もごもごと何かいうと、彼は改めて頭を下げた。
「リリシア様。あの時は本当にありがとうございました! ずっと、お礼を言いたくて……ほんとうに。ありがとう、ございました」

 そして、隣に立つセヴィリスに向かっても深く頭を下げた。

「あの、ようこそいらっしゃいました。院長は足を痛めてしまって、お迎えに出られず、ぼ、ぼくが代わりにお迎えにあがりました。聖騎士様」

 セヴィリスは優しく頷いた。

「ああ、ありがとう。シノ。久しぶりだね。私のこと、よく覚えていてくれた」
「も、もちろんです!デインハルト伯爵様。僕の、僕たちの命の恩人ですから!」
 彼は誇らしげにその名を呼んだ。

(そうだわ、セヴィリス様はここを訪れたと仰っていた。二人はあれから会っていたのね)

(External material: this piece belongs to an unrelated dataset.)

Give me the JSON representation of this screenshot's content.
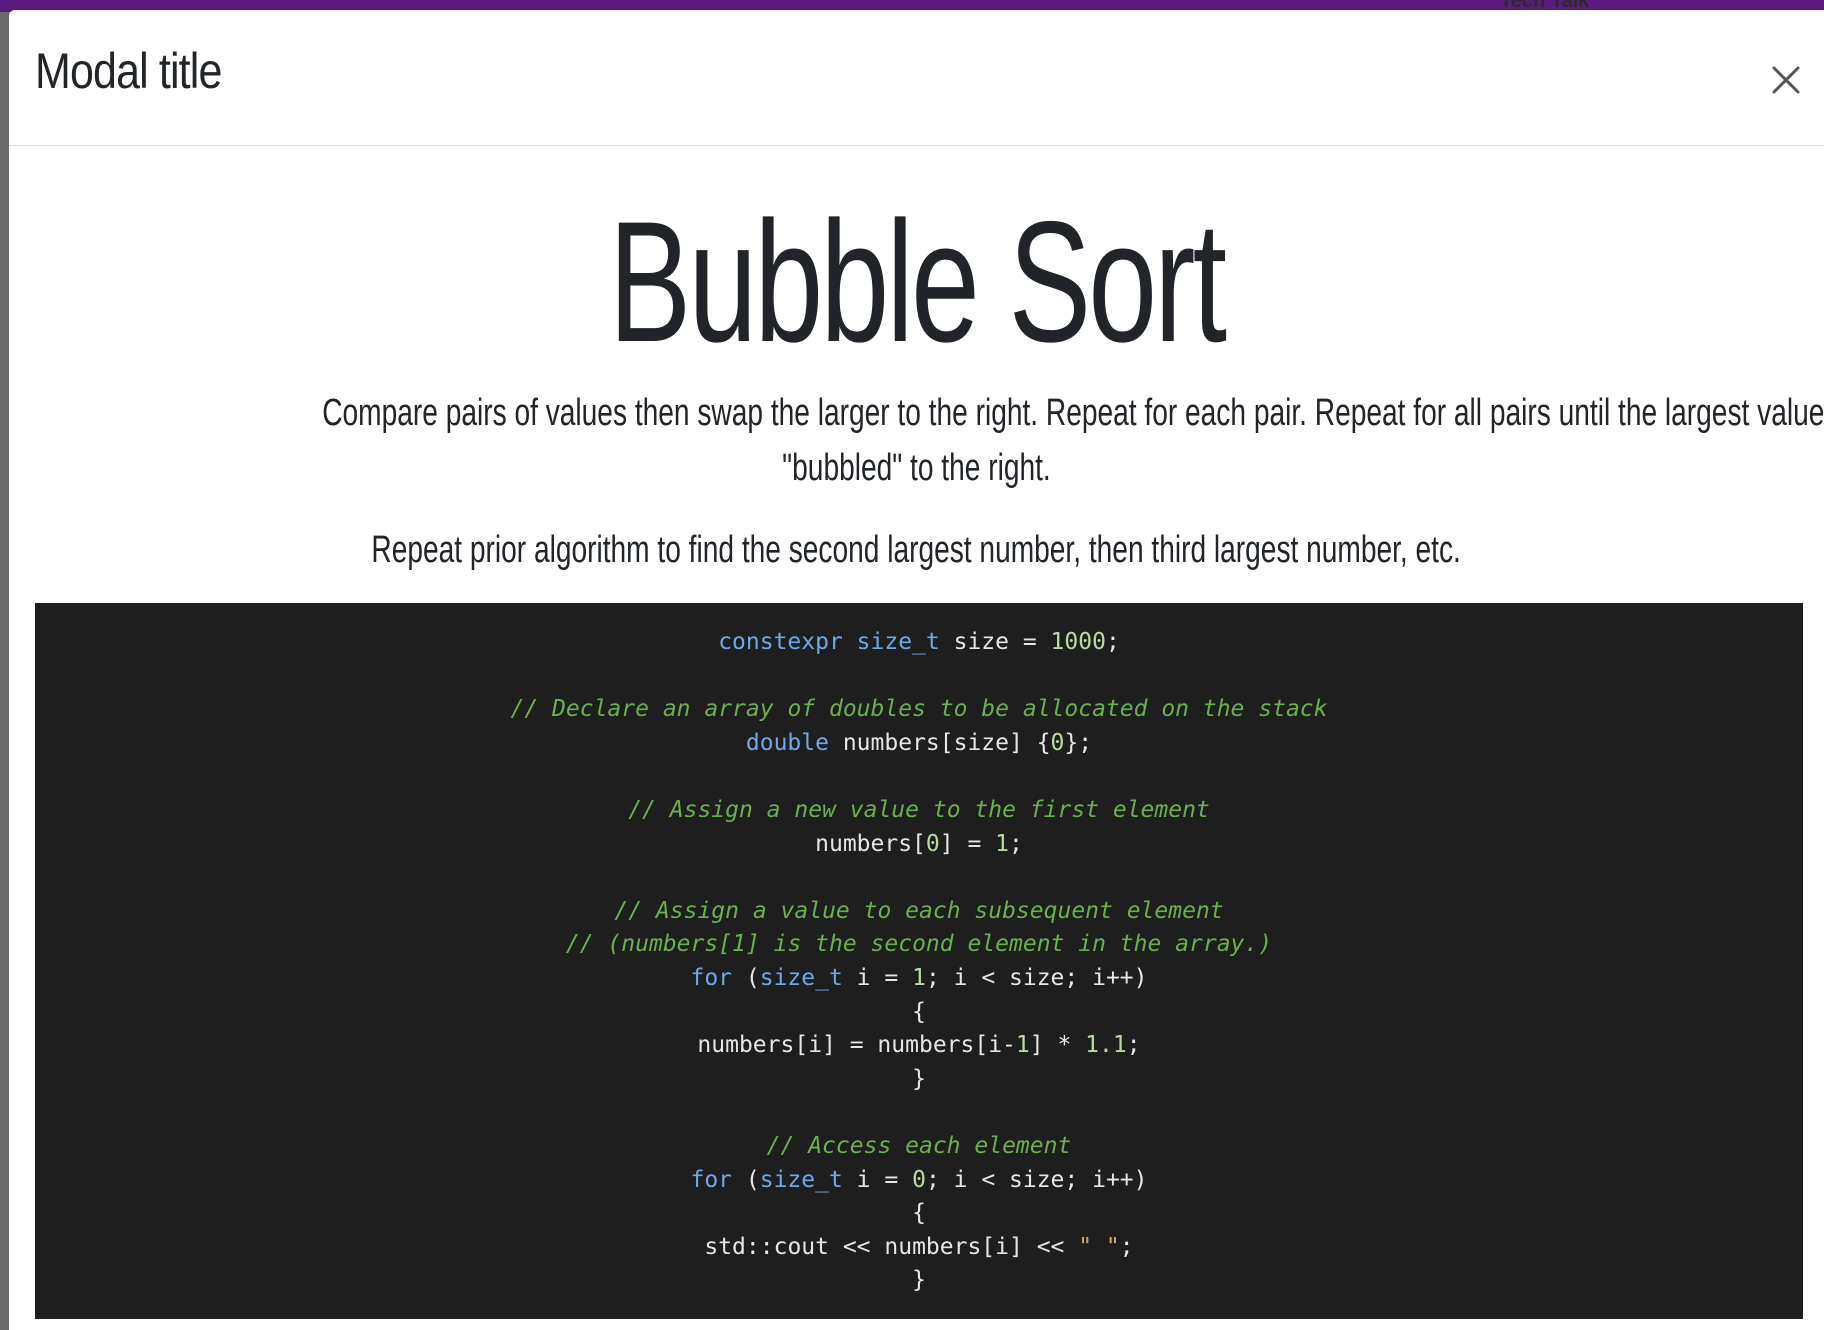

 森での出来事、ラギドのおぞましさが不意にリリシアを襲う。彼女は頭を振ってそれを追い出した。今はこの惨状の理由が知りたいのだ。

「シノ……あの、あなた達のおうちが……あれは」
 リリシアは無惨な住まいの残骸に目を向けた。シノは
 暗い目で俯く。

「この修道院は、近いうちに取り壊されるのです」
「な……んですって」

 リリシアとセヴィリスは顔を見合わせた。

「シノ。院長殿にご挨拶させてもらっていいかな。案内を頼むよ」

 セヴィリスは狼狽えているリリシアに気遣うように声をかけた。